When I got back to Shea’s room, he and Brody were huddled together and watching YouTube videos of hockey clips on Brody’s phone, both of them giggling, both of their eyes bright. Shea had the puffy, swollen look he got after he’d been crying, but his cheeks were dry, and he gave me a beautiful, diamond-bright smile. Owen and Hazel and John and Amelia all looked like they could breathe for the first time in two days.
I wrapped Shea up as I perched on the side of his bed, then reached for Brody and ruffled his hair. “What are we watching?”

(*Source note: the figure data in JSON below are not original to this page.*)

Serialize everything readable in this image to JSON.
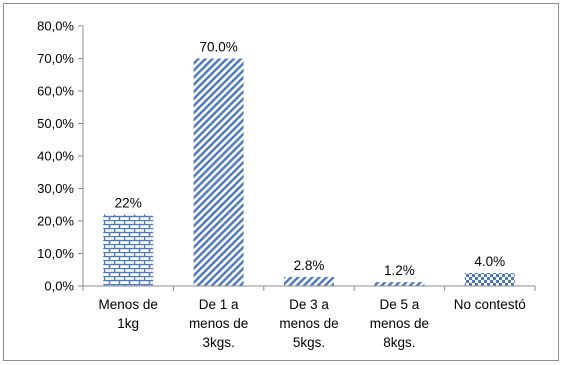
{
  "chart_data": {
    "type": "bar",
    "categories": [
      [
        "Menos de",
        "1kg"
      ],
      [
        "De 1 a",
        "menos de",
        "3kgs."
      ],
      [
        "De 3 a",
        "menos de",
        "5kgs."
      ],
      [
        "De 5 a",
        "menos de",
        "8kgs."
      ],
      [
        "No contestó"
      ]
    ],
    "values": [
      22,
      70,
      2.8,
      1.2,
      4
    ],
    "data_labels": [
      "22%",
      "70.0%",
      "2.8%",
      "1.2%",
      "4.0%"
    ],
    "yticks": [
      "0,0%",
      "10,0%",
      "20,0%",
      "30,0%",
      "40,0%",
      "50,0%",
      "60,0%",
      "70,0%",
      "80,0%"
    ],
    "ylim": [
      0,
      80
    ],
    "grid": false,
    "legend": "none",
    "title": "",
    "xlabel": "",
    "ylabel": "",
    "colors": {
      "bar_fill": "#4a78c4",
      "bar_background": "#ffffff",
      "axis": "#8c8c8c"
    },
    "patterns": [
      "brick",
      "diagonal",
      "diagonal",
      "diagonal",
      "checker"
    ]
  }
}
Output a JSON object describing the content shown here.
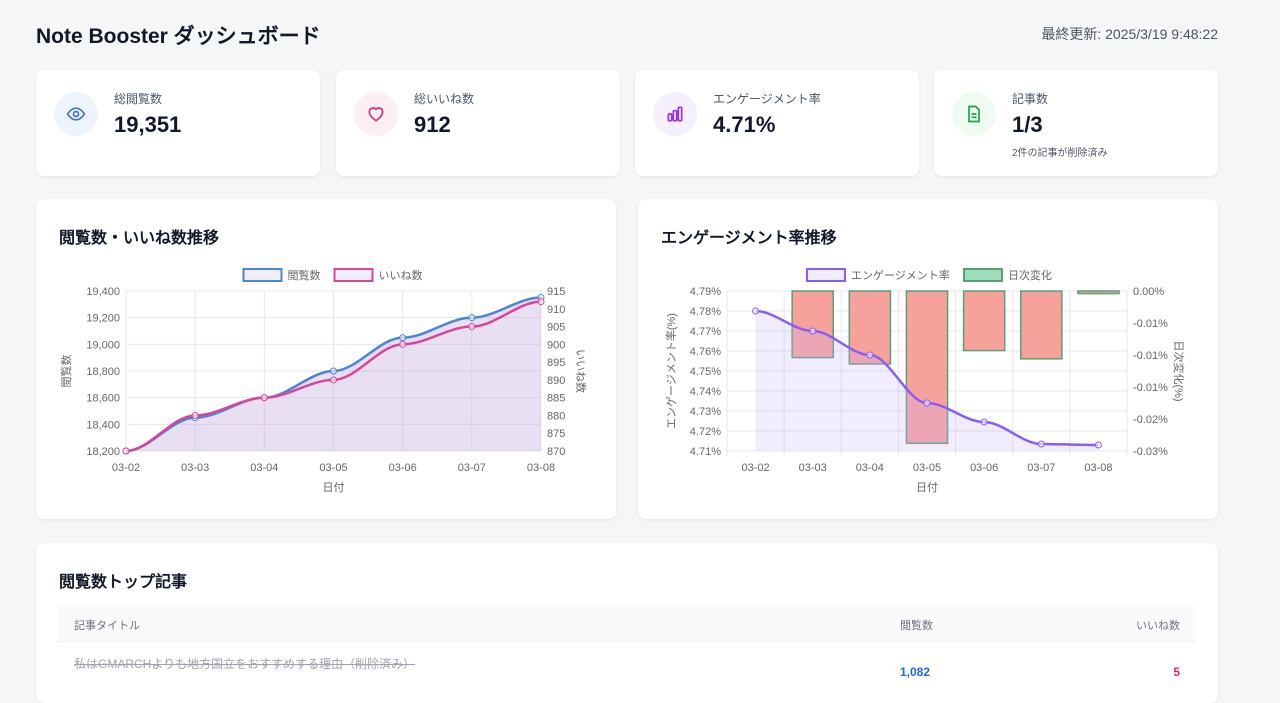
{
  "header": {
    "title": "Note Booster ダッシュボード",
    "last_updated": "最終更新: 2025/3/19 9:48:22"
  },
  "stats": [
    {
      "label": "総閲覧数",
      "value": "19,351",
      "icon": "eye-icon",
      "color": "#3b6fd1",
      "bg": "#eef4fd"
    },
    {
      "label": "総いいね数",
      "value": "912",
      "icon": "heart-icon",
      "color": "#d0307a",
      "bg": "#fdeef5"
    },
    {
      "label": "エンゲージメント率",
      "value": "4.71%",
      "icon": "bar-chart-icon",
      "color": "#9333ea",
      "bg": "#f5f0fd"
    },
    {
      "label": "記事数",
      "value": "1/3",
      "sub": "2件の記事が削除済み",
      "icon": "document-icon",
      "color": "#16a34a",
      "bg": "#edfbf1"
    }
  ],
  "chart1_title": "閲覧数・いいね数推移",
  "chart2_title": "エンゲージメント率推移",
  "chart_data": [
    {
      "type": "line",
      "categories": [
        "03-02",
        "03-03",
        "03-04",
        "03-05",
        "03-06",
        "03-07",
        "03-08"
      ],
      "xlabel": "日付",
      "ylabel": "閲覧数",
      "y2label": "いいね数",
      "ylim": [
        18200,
        19400
      ],
      "yticks": [
        "18,200",
        "18,400",
        "18,600",
        "18,800",
        "19,000",
        "19,200",
        "19,400"
      ],
      "y2lim": [
        870,
        915
      ],
      "y2ticks": [
        "870",
        "875",
        "880",
        "885",
        "890",
        "895",
        "900",
        "905",
        "910",
        "915"
      ],
      "legend": "top",
      "grid": true,
      "series": [
        {
          "name": "閲覧数",
          "axis": "left",
          "color": "#4a86d8",
          "values": [
            18200,
            18450,
            18600,
            18800,
            19050,
            19200,
            19351
          ]
        },
        {
          "name": "いいね数",
          "axis": "right",
          "color": "#d6479a",
          "values": [
            870,
            880,
            885,
            890,
            900,
            905,
            912
          ]
        }
      ]
    },
    {
      "type": "bar+line",
      "categories": [
        "03-02",
        "03-03",
        "03-04",
        "03-05",
        "03-06",
        "03-07",
        "03-08"
      ],
      "xlabel": "日付",
      "ylabel": "エンゲージメント率(%)",
      "y2label": "日次変化(%)",
      "ylim": [
        4.71,
        4.79
      ],
      "yticks": [
        "4.71%",
        "4.72%",
        "4.73%",
        "4.74%",
        "4.75%",
        "4.76%",
        "4.77%",
        "4.78%",
        "4.79%"
      ],
      "y2lim": [
        -0.025,
        0
      ],
      "y2ticks": [
        "-0.03%",
        "-0.02%",
        "-0.01%",
        "-0.01%",
        "-0.01%",
        "0.00%"
      ],
      "legend": "top",
      "grid": true,
      "series": [
        {
          "name": "エンゲージメント率",
          "axis": "left",
          "type": "line",
          "color": "#8b5cf6",
          "values": [
            4.78,
            4.77,
            4.758,
            4.734,
            4.7245,
            4.7135,
            4.713
          ]
        },
        {
          "name": "日次変化",
          "axis": "right",
          "type": "bar",
          "color": "#f7a19b",
          "border": "#5a9e7a",
          "legend_color": "#9fdcbc",
          "values": [
            null,
            -0.0104,
            -0.0114,
            -0.0238,
            -0.0093,
            -0.0106,
            -0.0004
          ]
        }
      ]
    }
  ],
  "table": {
    "title": "閲覧数トップ記事",
    "headers": [
      "記事タイトル",
      "閲覧数",
      "いいね数"
    ],
    "rows": [
      {
        "title": "私はGMARCHよりも地方国立をおすすめする理由（削除済み）",
        "views": "1,082",
        "likes": "5",
        "deleted": true
      }
    ]
  }
}
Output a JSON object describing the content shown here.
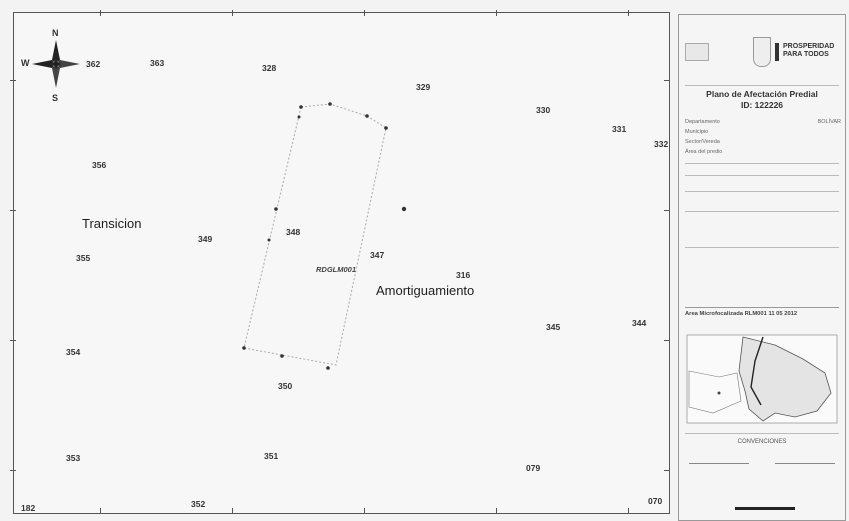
{
  "compass": {
    "n": "N",
    "s": "S",
    "w": "W"
  },
  "map": {
    "zones": {
      "transition": "Transicion",
      "buffer": "Amortiguamiento"
    },
    "parcel_code": "RDGLM001",
    "plot_labels": [
      "362",
      "363",
      "328",
      "329",
      "330",
      "331",
      "332",
      "356",
      "349",
      "348",
      "347",
      "316",
      "355",
      "345",
      "344",
      "354",
      "350",
      "353",
      "351",
      "079",
      "182",
      "352",
      "070"
    ]
  },
  "legend": {
    "brand_line1": "PROSPERIDAD",
    "brand_line2": "PARA TODOS",
    "title": "Plano de Afectación Predial",
    "id_line": "ID: 122226",
    "rows": [
      {
        "k": "Departamento",
        "v": "BOLÍVAR"
      },
      {
        "k": "Municipio",
        "v": ""
      },
      {
        "k": "Sector/Vereda",
        "v": ""
      },
      {
        "k": "Área del predio",
        "v": ""
      }
    ],
    "inset_title": "Área Microfocalizada RLM001 11 05 2012",
    "conventions": "CONVENCIONES",
    "conv_left": "",
    "conv_right": ""
  }
}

“Best hockey fails compilation vids,” Brody answered. “Bro, they’re ridiculous. This one guy drops his gloves and totally eats a banana peel, goes right onto his ass before he even throws a punch.” He rewound, pressed Play. Grinned that goofy Brody grin, the one that stole our hearts. “Check it out, Dad.”
I dropped a kiss to Shea’s hair and nuzzled his forehead. He found my hand, threaded our fingers together, and leaned into my side.